In this case you'd need to have at least three @\pop cases, one for each type, perhaps more if you could pass expressions, objects or functions etc.
I don't currently see any way around that (without resorting to the SOL detection I mentioned before). I don't know if you could match on a linebreak? I didn't have much luck doing so, but I won't pretend to have tried for very long.
In this case you'd need to have at least three @\pop cases, one for each type, perhaps more if you could pass expressions, objects or functions etc.
Right; this is kind of my problem. Once I've discovered the line didn't start with * I have quite a complex set of things if could be; trying to put a "but what if it was the end of the line" too would double the size of the grammar and make it (more? :grin: ) unreadable.
(offtopic, the editor's live and doing well enough modulo this at https://bbcmic.ro :) - thanks for sharing such a great project!)

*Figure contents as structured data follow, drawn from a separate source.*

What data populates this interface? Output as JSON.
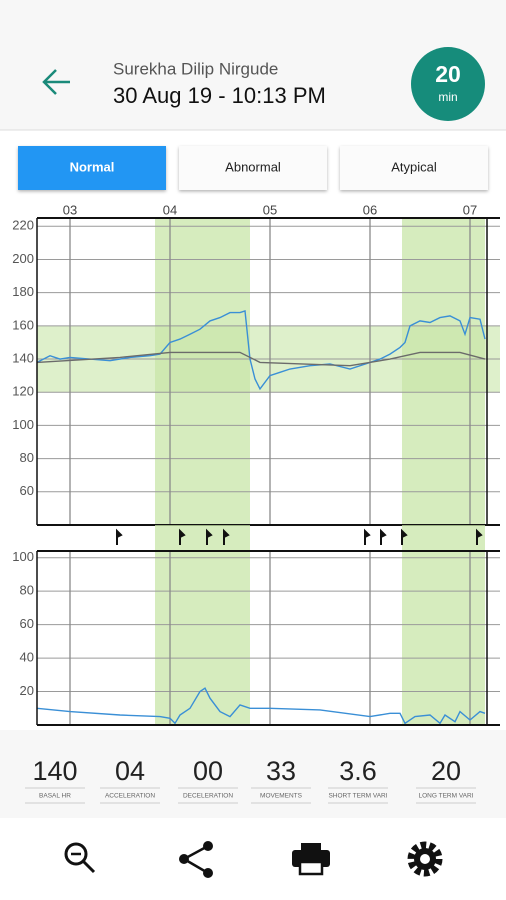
{
  "header": {
    "patient": "Surekha Dilip Nirgude",
    "datetime": "30 Aug 19 - 10:13 PM",
    "badge_value": "20",
    "badge_unit": "min"
  },
  "tabs": {
    "items": [
      "Normal",
      "Abnormal",
      "Atypical"
    ],
    "selected": 0
  },
  "chart_data": [
    {
      "type": "line",
      "xlim": [
        2.67,
        7.3
      ],
      "ylim": [
        40,
        225
      ],
      "xticks": [
        {
          "value": 3,
          "label": "03"
        },
        {
          "value": 4,
          "label": "04"
        },
        {
          "value": 5,
          "label": "05"
        },
        {
          "value": 6,
          "label": "06"
        },
        {
          "value": 7,
          "label": "07"
        }
      ],
      "yticks": [
        60,
        80,
        100,
        120,
        140,
        160,
        180,
        200,
        220
      ],
      "grid": true,
      "bands": [
        [
          3.85,
          4.8
        ],
        [
          6.32,
          7.15
        ]
      ],
      "band_color": "#c8e6a8",
      "hband": [
        120,
        160
      ],
      "series": [
        {
          "color": "#3a8fd6",
          "x": [
            2.67,
            2.8,
            2.9,
            3.0,
            3.2,
            3.4,
            3.6,
            3.8,
            3.9,
            4.0,
            4.1,
            4.2,
            4.3,
            4.4,
            4.5,
            4.6,
            4.7,
            4.75,
            4.8,
            4.85,
            4.9,
            5.0,
            5.1,
            5.2,
            5.4,
            5.6,
            5.8,
            6.0,
            6.1,
            6.2,
            6.3,
            6.35,
            6.4,
            6.5,
            6.6,
            6.7,
            6.8,
            6.9,
            6.95,
            7.0,
            7.1,
            7.15
          ],
          "values": [
            138,
            142,
            140,
            141,
            140,
            139,
            141,
            142,
            143,
            150,
            152,
            155,
            158,
            163,
            165,
            168,
            168,
            169,
            140,
            128,
            122,
            130,
            132,
            134,
            136,
            137,
            134,
            138,
            140,
            143,
            147,
            150,
            160,
            163,
            162,
            165,
            166,
            163,
            155,
            165,
            164,
            152
          ]
        },
        {
          "color": "#6b6b6b",
          "x": [
            2.67,
            3.5,
            4.0,
            4.7,
            4.9,
            5.8,
            6.2,
            6.5,
            6.9,
            7.15
          ],
          "values": [
            138,
            141,
            144,
            144,
            138,
            136,
            140,
            144,
            144,
            140
          ]
        }
      ]
    },
    {
      "type": "line",
      "xlim": [
        2.67,
        7.3
      ],
      "ylim": [
        0,
        104
      ],
      "yticks": [
        20,
        40,
        60,
        80,
        100
      ],
      "grid": true,
      "bands": [
        [
          3.85,
          4.8
        ],
        [
          6.32,
          7.15
        ]
      ],
      "band_color": "#c8e6a8",
      "movement_x": [
        3.47,
        4.1,
        4.37,
        4.54,
        5.95,
        6.11,
        6.32,
        7.07
      ],
      "series": [
        {
          "color": "#3a8fd6",
          "x": [
            2.67,
            3.0,
            3.5,
            3.9,
            4.0,
            4.05,
            4.1,
            4.2,
            4.3,
            4.35,
            4.4,
            4.5,
            4.6,
            4.7,
            4.8,
            5.0,
            5.5,
            6.0,
            6.2,
            6.3,
            6.35,
            6.45,
            6.6,
            6.7,
            6.75,
            6.85,
            6.9,
            7.0,
            7.1,
            7.15
          ],
          "values": [
            10,
            8,
            6,
            5,
            4,
            1,
            6,
            10,
            20,
            22,
            16,
            8,
            5,
            12,
            10,
            10,
            9,
            5,
            7,
            7,
            1,
            5,
            6,
            1,
            6,
            2,
            8,
            3,
            8,
            7
          ]
        }
      ]
    }
  ],
  "stats": [
    {
      "value": "140",
      "label": "BASAL HR"
    },
    {
      "value": "04",
      "label": "ACCELERATION"
    },
    {
      "value": "00",
      "label": "DECELERATION"
    },
    {
      "value": "33",
      "label": "MOVEMENTS"
    },
    {
      "value": "3.6",
      "label": "SHORT TERM VARI"
    },
    {
      "value": "20",
      "label": "LONG TERM VARI"
    }
  ]
}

By setting includeLF: true in the Monarch grammar, the editor will now add \n at the end of lines. This has to be done behind a flag in order to maintain backwards compatibility. So a grammar will be able to do something like this:
{
includeLF: true,
tokenizer: {
root: [
[/^\*/, '', '@inner'],
[/\:\*/, '', '@inner'],
[/[^*:]+/, 'string'],
[/[*:]/, 'string']
],
inner: [
[/\n/, '', '@pop'],
[/\d+/, 'number'],
[/[^\d]+/, '']
]
}
}
That sounds great, @alexdima -- thank you!
Indeed, brilliant! Thank you so much.